Pourquoi d'ailleurs un tel texte aujourd'hui, à deux mois des élections régionales ? N'est-ce pas notre rôle de dire que ce texte préparé il y a 18 mois n'est pas adapté à la situation, qui a bien changé ? Le rôle du politique n'est-il pas d'abord de s'adapter aux réalités ? Il aurait fallu retirer ce texte, déjà dépassé, et en redéposer un autre après les régionales.
En matière de délinquance, de terrorisme, vous avez pris des mesures fortes et changé la politique - au sens noble - de l'État. C'était normal, et nous vous avons soutenu. Pourquoi ne pas évoluer sur ce thème ? On ne lutte pas contre l'immigration irrégulière avec des incantations. Il faut des moyens, cela coûte cher. Or Bercy ne vous suit pas, le bleu budgétaire que je présenterai demain en commission des finances montre que les crédits des chapitres 303 et 104 ne bougent pas !
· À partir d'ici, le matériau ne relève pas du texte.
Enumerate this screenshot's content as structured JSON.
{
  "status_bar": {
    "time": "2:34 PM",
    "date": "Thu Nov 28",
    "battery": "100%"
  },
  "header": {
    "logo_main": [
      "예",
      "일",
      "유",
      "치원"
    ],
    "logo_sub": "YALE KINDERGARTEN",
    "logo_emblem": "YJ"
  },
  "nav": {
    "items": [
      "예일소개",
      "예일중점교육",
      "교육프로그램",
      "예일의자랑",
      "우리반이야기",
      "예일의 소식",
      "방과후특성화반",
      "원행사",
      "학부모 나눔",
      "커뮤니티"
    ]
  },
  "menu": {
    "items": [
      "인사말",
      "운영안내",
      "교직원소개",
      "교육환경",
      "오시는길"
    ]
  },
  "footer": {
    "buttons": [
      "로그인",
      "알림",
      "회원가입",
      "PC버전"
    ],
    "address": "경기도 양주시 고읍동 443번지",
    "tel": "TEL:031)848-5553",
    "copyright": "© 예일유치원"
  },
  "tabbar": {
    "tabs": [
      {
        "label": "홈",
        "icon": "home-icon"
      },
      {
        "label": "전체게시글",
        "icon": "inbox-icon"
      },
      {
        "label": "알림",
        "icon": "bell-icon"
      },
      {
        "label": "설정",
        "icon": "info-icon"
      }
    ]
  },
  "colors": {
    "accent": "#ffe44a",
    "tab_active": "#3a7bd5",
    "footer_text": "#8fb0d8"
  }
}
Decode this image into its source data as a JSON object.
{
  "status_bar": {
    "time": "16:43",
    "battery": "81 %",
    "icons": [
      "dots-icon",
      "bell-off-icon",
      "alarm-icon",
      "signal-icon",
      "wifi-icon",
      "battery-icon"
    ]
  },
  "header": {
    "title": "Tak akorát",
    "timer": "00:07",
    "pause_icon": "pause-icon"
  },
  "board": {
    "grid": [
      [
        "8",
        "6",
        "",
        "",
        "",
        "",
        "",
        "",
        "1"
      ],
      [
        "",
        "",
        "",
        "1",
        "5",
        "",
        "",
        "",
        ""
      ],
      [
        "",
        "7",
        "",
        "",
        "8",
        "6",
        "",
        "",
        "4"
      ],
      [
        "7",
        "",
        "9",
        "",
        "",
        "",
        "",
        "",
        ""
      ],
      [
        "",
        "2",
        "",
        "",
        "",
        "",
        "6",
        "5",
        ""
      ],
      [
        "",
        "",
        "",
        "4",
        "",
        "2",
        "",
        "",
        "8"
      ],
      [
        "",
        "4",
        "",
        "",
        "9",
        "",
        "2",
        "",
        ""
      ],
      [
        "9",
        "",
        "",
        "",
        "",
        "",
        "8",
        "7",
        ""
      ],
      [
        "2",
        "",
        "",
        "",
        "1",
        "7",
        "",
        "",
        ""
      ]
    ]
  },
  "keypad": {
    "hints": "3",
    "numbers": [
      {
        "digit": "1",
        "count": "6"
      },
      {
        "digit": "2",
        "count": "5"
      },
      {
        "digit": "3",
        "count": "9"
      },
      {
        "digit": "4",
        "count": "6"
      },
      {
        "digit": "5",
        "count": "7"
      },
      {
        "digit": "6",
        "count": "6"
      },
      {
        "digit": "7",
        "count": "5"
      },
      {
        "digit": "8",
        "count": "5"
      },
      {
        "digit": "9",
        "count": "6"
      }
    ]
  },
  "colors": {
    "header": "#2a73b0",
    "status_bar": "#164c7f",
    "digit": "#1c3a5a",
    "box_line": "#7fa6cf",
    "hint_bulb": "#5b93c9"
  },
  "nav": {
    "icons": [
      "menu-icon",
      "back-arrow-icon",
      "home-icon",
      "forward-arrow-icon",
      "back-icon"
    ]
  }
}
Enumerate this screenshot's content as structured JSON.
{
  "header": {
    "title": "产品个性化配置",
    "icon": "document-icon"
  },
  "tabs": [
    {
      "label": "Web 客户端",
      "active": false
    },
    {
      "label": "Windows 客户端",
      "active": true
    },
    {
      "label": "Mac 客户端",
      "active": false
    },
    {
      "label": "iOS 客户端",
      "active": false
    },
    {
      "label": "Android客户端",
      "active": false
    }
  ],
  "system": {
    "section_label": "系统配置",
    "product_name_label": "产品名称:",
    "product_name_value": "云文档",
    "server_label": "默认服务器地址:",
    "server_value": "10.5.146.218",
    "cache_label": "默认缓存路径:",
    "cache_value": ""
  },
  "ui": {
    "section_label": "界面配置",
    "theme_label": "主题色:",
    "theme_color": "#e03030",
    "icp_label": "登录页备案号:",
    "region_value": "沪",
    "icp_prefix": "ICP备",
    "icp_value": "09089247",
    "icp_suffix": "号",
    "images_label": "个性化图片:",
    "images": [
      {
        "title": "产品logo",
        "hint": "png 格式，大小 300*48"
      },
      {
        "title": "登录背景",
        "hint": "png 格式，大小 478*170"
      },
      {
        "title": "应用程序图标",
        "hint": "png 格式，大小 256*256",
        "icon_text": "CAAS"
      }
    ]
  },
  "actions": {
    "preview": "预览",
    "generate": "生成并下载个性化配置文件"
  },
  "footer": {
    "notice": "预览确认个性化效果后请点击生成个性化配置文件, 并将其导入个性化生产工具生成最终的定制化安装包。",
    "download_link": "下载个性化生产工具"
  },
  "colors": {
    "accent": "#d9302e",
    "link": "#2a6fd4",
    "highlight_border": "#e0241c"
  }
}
Comment se fait-il, en France, dès lors que l'on parle d'immigration, on soit suspecté d'extrémisme ? Le problème s'est toujours posé en France. Les vagues migratoires du début du siècle, ou pendant les trente glorieuses, accompagnaient la croissance de notre pays ou comblaient un déficit de natalité. À l'époque, nous avions les capacités matérielles, économiques, sociales, de les intégrer. Il y a toujours eu des débats au Parlement et dans l'opinion, lors des arrivées massives de Polonais, d'Italiens et de Portugais, sur la baisse de la démographie vis-à-vis de l'Allemagne et la volonté de réarmer le pays.
Quand on a le sens à la fois de l'histoire et de l'avenir, il n'y a rien d'indigne à demander que le Parlement définisse un plafond des entrées sur le territoire national ; notre souveraineté est en jeu. La France de 2015 n'est pas celle de 1975, de 1930, encore moins de 1890. Les Français ont le droit de savoir comment on fait l'avenir.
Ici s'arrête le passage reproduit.